Schema File Format 1.0.0

Status: Experimental

A Schema File is a YAML file that describes the schema of a particular version. It defines the transformations that can be used to convert the telemetry data represented in any other older compatible version of the same schema family to this schema version.

File Structure

Here is the structure of the Schema File:

# Defines the file format. MUST be set to 1.0.0.
file_format: 1.0.0

# The Schema URL that this file is published at. The version number in the URL
# MUST match the highest version number in the "versions" section below.
# Note: the schema version number in the URL is not related in any way to
# the file_format setting above.
schema_url: /schemas/1.2.0

# Definitions for each schema version in this family.
# Note: the ordering of versions is defined according to semver
# version number ordering rules.
versions:
  <version_number_last>:
    # definitions for this version. See details below.

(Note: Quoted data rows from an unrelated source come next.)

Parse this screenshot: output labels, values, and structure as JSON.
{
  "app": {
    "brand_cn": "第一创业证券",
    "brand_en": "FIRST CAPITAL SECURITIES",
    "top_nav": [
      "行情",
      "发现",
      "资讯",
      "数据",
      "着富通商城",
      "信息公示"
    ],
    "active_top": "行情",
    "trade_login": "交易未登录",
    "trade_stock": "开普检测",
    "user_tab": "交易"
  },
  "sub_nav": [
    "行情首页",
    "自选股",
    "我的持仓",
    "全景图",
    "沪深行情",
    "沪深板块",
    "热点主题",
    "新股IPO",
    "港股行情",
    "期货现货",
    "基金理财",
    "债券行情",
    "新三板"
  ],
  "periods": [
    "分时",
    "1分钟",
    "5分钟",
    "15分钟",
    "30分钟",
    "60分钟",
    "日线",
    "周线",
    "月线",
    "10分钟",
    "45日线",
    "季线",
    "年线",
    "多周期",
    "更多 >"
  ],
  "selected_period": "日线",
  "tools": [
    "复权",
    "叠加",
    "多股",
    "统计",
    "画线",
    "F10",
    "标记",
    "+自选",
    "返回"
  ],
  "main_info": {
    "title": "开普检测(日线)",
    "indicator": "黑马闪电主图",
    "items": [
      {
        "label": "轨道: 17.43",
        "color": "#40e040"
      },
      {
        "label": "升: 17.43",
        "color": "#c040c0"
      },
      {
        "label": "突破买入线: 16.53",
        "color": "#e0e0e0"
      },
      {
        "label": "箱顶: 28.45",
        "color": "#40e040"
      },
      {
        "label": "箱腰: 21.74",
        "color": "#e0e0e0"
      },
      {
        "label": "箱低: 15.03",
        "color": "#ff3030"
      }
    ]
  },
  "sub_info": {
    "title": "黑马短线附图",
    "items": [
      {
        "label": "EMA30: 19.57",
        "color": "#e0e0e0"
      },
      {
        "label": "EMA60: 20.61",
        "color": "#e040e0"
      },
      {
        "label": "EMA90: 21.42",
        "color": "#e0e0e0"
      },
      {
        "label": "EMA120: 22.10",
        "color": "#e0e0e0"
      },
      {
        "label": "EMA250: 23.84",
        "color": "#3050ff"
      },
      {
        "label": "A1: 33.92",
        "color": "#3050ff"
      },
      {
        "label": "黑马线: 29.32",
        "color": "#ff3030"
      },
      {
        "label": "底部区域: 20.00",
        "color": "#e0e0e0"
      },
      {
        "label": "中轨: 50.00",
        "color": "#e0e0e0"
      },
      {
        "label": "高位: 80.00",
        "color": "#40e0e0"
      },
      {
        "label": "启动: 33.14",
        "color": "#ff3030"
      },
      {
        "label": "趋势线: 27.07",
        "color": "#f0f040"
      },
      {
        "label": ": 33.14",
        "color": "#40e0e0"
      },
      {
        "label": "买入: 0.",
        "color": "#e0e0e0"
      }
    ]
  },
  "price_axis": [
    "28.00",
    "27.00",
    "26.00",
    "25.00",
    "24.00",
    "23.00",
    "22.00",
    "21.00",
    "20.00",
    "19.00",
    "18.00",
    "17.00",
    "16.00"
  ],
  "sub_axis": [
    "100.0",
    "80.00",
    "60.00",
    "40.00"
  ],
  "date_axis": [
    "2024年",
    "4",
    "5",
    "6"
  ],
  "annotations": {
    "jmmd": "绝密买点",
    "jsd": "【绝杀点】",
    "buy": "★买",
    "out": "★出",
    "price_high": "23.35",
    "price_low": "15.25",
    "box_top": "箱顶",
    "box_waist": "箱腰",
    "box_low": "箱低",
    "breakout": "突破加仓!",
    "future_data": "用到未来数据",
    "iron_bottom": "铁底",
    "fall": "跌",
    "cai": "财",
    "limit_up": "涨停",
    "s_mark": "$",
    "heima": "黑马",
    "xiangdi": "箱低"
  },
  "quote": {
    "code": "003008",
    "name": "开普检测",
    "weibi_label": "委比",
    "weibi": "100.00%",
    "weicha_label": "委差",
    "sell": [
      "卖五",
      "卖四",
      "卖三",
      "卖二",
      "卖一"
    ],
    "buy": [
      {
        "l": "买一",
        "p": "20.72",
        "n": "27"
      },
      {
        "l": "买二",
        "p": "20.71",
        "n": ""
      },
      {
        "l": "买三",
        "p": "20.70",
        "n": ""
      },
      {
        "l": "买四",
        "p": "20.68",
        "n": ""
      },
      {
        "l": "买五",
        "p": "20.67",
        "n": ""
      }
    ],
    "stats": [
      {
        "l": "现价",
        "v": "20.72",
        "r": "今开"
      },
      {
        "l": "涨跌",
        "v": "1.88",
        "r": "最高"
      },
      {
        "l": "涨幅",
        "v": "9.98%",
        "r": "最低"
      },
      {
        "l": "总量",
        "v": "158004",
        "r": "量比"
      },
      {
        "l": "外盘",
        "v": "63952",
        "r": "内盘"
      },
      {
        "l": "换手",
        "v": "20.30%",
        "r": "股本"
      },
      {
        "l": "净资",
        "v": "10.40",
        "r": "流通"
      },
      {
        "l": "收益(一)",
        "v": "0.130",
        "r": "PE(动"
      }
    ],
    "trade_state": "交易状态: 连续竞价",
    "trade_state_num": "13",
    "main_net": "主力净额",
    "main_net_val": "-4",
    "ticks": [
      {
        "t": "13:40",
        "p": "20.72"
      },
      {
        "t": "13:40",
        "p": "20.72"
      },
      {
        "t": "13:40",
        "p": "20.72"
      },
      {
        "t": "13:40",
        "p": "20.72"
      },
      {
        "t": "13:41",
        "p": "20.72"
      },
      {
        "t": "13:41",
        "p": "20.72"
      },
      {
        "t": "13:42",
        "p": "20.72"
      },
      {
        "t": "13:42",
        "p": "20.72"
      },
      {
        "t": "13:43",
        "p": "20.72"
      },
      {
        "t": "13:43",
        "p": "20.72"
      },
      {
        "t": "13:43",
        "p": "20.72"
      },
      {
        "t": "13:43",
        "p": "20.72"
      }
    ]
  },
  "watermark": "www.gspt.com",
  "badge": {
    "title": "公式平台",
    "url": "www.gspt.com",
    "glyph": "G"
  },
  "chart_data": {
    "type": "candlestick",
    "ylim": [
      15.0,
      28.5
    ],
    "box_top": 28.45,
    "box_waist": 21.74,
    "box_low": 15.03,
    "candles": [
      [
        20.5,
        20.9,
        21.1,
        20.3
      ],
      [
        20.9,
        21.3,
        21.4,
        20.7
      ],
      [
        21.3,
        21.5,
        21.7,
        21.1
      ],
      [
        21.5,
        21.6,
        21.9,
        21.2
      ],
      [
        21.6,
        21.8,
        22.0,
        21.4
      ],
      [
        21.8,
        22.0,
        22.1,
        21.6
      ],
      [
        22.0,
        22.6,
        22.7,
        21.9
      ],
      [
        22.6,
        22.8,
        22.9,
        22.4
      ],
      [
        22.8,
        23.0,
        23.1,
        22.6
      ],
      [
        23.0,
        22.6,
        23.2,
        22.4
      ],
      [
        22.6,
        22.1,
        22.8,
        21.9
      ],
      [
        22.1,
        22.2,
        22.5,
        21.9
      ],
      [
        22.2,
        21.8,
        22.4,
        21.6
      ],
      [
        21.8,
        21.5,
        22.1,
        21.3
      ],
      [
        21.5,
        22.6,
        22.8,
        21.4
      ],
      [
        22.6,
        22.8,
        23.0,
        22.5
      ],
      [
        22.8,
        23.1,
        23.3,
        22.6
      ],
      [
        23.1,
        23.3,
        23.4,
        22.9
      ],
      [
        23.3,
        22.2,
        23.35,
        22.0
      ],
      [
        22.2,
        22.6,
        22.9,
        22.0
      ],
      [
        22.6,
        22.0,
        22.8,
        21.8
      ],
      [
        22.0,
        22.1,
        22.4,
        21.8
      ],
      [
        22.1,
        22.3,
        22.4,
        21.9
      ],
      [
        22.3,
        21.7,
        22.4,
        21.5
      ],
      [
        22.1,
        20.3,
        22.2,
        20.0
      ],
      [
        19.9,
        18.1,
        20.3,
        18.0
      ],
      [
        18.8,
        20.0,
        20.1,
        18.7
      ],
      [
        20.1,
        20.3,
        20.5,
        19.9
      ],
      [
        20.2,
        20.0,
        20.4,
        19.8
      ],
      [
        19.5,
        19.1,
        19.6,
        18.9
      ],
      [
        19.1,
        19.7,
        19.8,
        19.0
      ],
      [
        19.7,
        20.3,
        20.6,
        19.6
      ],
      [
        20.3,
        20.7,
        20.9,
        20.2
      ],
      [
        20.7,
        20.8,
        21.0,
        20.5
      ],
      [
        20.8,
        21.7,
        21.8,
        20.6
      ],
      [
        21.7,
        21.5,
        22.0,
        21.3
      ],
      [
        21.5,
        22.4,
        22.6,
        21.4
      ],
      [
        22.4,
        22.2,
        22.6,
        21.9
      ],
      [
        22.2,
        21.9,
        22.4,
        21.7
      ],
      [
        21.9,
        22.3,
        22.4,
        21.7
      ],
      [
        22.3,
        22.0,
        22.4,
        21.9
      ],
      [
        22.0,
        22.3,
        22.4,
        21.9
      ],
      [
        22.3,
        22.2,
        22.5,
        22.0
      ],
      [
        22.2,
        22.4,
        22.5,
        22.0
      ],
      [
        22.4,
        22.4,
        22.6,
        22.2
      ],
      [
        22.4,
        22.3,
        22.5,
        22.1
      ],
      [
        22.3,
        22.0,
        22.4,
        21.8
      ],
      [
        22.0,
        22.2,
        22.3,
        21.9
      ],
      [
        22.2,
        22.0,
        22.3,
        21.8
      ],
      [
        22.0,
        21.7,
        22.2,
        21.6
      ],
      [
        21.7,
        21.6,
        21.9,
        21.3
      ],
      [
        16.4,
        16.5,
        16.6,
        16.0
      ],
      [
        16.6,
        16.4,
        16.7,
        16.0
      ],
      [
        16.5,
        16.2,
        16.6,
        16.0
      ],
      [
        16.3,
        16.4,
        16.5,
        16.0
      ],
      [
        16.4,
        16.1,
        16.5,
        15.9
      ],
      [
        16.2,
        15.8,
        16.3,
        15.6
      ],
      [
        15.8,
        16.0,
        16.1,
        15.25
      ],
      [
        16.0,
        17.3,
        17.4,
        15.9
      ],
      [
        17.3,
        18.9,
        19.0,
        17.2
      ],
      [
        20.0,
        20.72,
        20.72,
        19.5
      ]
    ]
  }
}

  <version_number_previous>:
    # definitions for previous version
    ...
  <version_number_first>:
    # Defines the first version.

Each <version_number> section has the following structure:

  <version_number>:
    all:
      changes:
        # sequence of transformations.

    resources:
      changes:
        # sequence of transformations.

    spans:
      changes:
        # sequence of transformations.

    span_events:
      changes:
        # sequence of transformations.

    metrics:
      changes:
        # sequence of transformations.

    logs:
      changes:
        # sequence of transformations.

There are 6 sub-sections under each version definition: “all”, “resources”, “spans”, “span_events”, “metrics”, “logs”. The last 5 sub-sections in this list contain definitions that apply only to the corresponding telemetry data type. Section “all” contains definitions that apply to all types of telemetry data.

Below we describe each section in detail.

all Section

“all” section in the schema file defines transformations. It must contain a sub-section named “changes” that defines how attributes were renamed from the previous version to this version.

The “changes” section is a sequence of transformations. Only one transformation is supported for section “all”: “rename_attributes” transformation.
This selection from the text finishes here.